Вообще горемычных историй я терпеть в детстве не мог и прямо даже ненавидел те специфические горемычные истории, которыми уже тогда русские педагоги-писатели и писательницы считали долгом кормить юношество, якобы воспитывая в нем сострадание и другие благородные чувства. Надуманность и ложь этих писаний я угадывал инстинктивно и протестовал, если кто из больших пытался мне прочесть подобную историю. Но, Виольдамур был чем-то совсем иным. Во-первых, это была книга для взрослых, затем это была "смешная" история смех сквозь слезы или вернее слезы сквозь смех. Мне было очень жалко Виольдамура, но не для возбуждения жалости была эта история сочинена, и художник, ее иллюстрировавший, меньше всего заботился именно о жалости. Ему было интересно наглядно представить, "как всё это произошло", и объективизм автора выражается в том, что его образы взяты прямо из жизни и что они похожи на самое обыденное и чрезвычайно типичны.
Особенно меня занимала серия сцен, в которых Виольдамур переходит от одного инструмента к другому, каждый раз возбуждая всё более или менее громкую реакцию в своем воющем псе. Инструменты, имеющие вообще для детей особую притягательную силу, были изображены со всей присущей каждому "жутью". Далее замечателен был эпизод с концертом Виольдамура - как его приятели на все лады, и даже под угрозой пистолета, навязывают прохожим билеты и как несчастный виртуоз в элегантнейшем фраке и по моде завитой выходит на эстраду перед рядом именитых слушателей. Но не восторг возбудило его выступление, а негодование, ибо они, вместо арии, услыхали лишь поперхивание и кашель. Несчастный как раз перед концертом жестоко простудился! Не менее захватывал любовный эпизод особенно момент, когда Виольдамур в замочную скважину пытается увидать то, что происходит в квартире возлюбленной и вдруг получает удар по носу от отворившейся двери, через которую на лестницу выступает его счастливый соперник. Более же всего я трепетал перед картинкой приготовления Виольдамура к самоубийству. Для того, чтобы особенно поэтично обставить свою кончину, непризнанный гений завесил комнату траурной драпировкой, а сам, надев на манер факельщиков, широкополую шляпу с флером, уселся в гроб, собираясь с выражением трагического восторга писать свой собственный Реквием.

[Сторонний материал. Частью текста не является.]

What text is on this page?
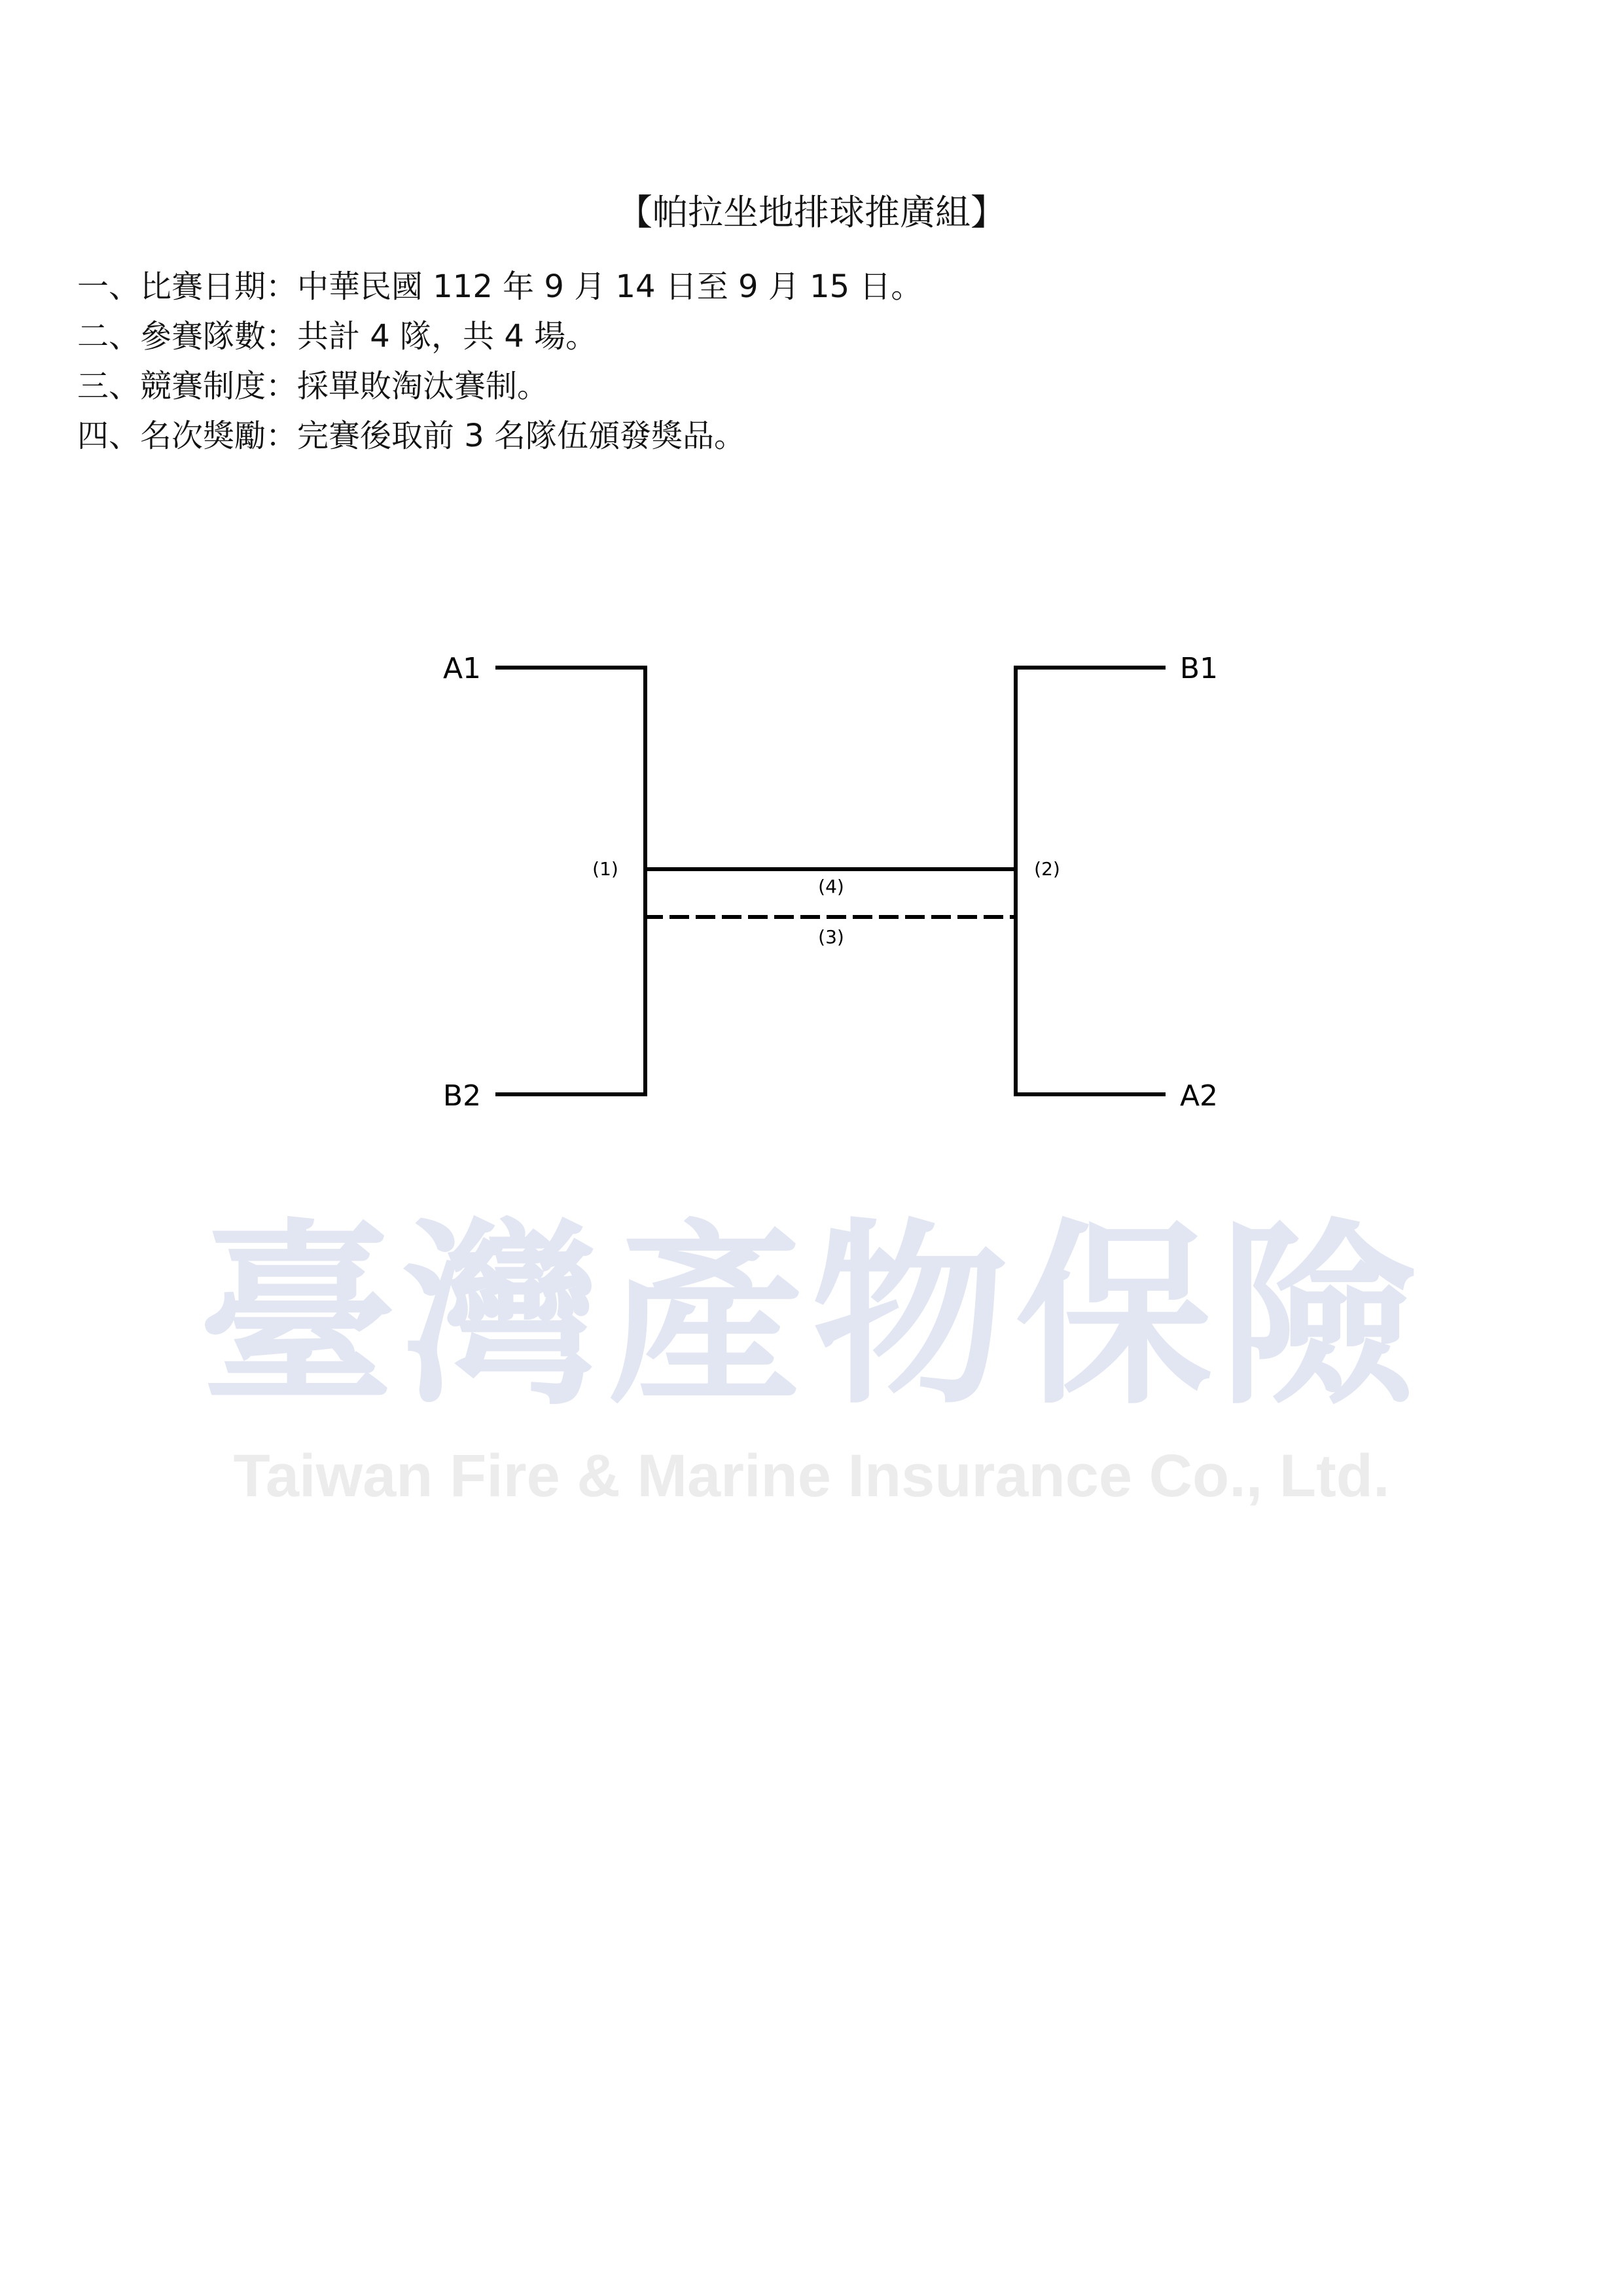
【帕拉坐地排球推廣組】
一、比賽日期：中華民國 112 年 9 月 14 日至 9 月 15 日。
二、參賽隊數：共計 4 隊，共 4 場。
三、競賽制度：採單敗淘汰賽制。
四、名次獎勵：完賽後取前 3 名隊伍頒發獎品。
臺灣產物保險
Taiwan Fire & Marine Insurance Co., Ltd.
A1
B2
B1
A2
(1)	(2)
(4)
(3)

Мне кажется, что и в своем искусстве я весьма многим обязан подобным детским впечатлениям. Эти рисунки Виольдамура, так характерно отражающие мещанский быт Гоголевского Петербурга, дожившего с незначительными изменениями и до моего детства, казались мне совершенно близкими. Подобно тому, как я с детства "дружил" с Арлекином, я был "знаком" со всеми этими музикусами, понимал их чувствования и переживал с ними их радости и горести. Вместе с тем сцена писания Реквиема явилась одним из звеньев в той цепи, которой оплетена вообще моя жизнь. Когда Смерть явилась за моим братом Ишей, чтобы оторвать его навеки от нас - я не понял, кто Она и какова Ее роль в жизни и в природе. Но вот в картинке реквиема Виольдамура я почему-то ощущал некое "эстетическое значение смерти", ее красоту и она притягивала меня, хотя в то же время и пугала мучительным образом.
И еще вот что удивительно - даже в лучезарной, напитанной истинно эллинским духом, серии излюбленных мной рисунков графа Ф. П. Толстого к "Душеньке" Богдановича - меня, пожалуй, более всего приковывала та сцена, где Душенька встречается со Смертью. Я всё любил в этом замечательном и чудесном творении русского поэта-художника, столь высоко вознесшегося над своим литературным вдохновителем. Обворожительно прекрасно в нем всё, что передает женские чары, прелесть любви, дивные видения царства Венеры, Олимпа, чертоги Амура и т. д. Но среди всей этой "райской симфонии" - гениальной паузой, страшной угрозой того неминуемого конца, "который ожидает всякого", является именно момент, когда Душенька в отчаянии от утраты, по собственной вине, своего супруга (Амура), на коленях умоляет костлявое "чучело с плешивой головой", чтобы оно скосило и ее той косой, которой оно подрезает степные травы, олицетворяющие всё живое на земле.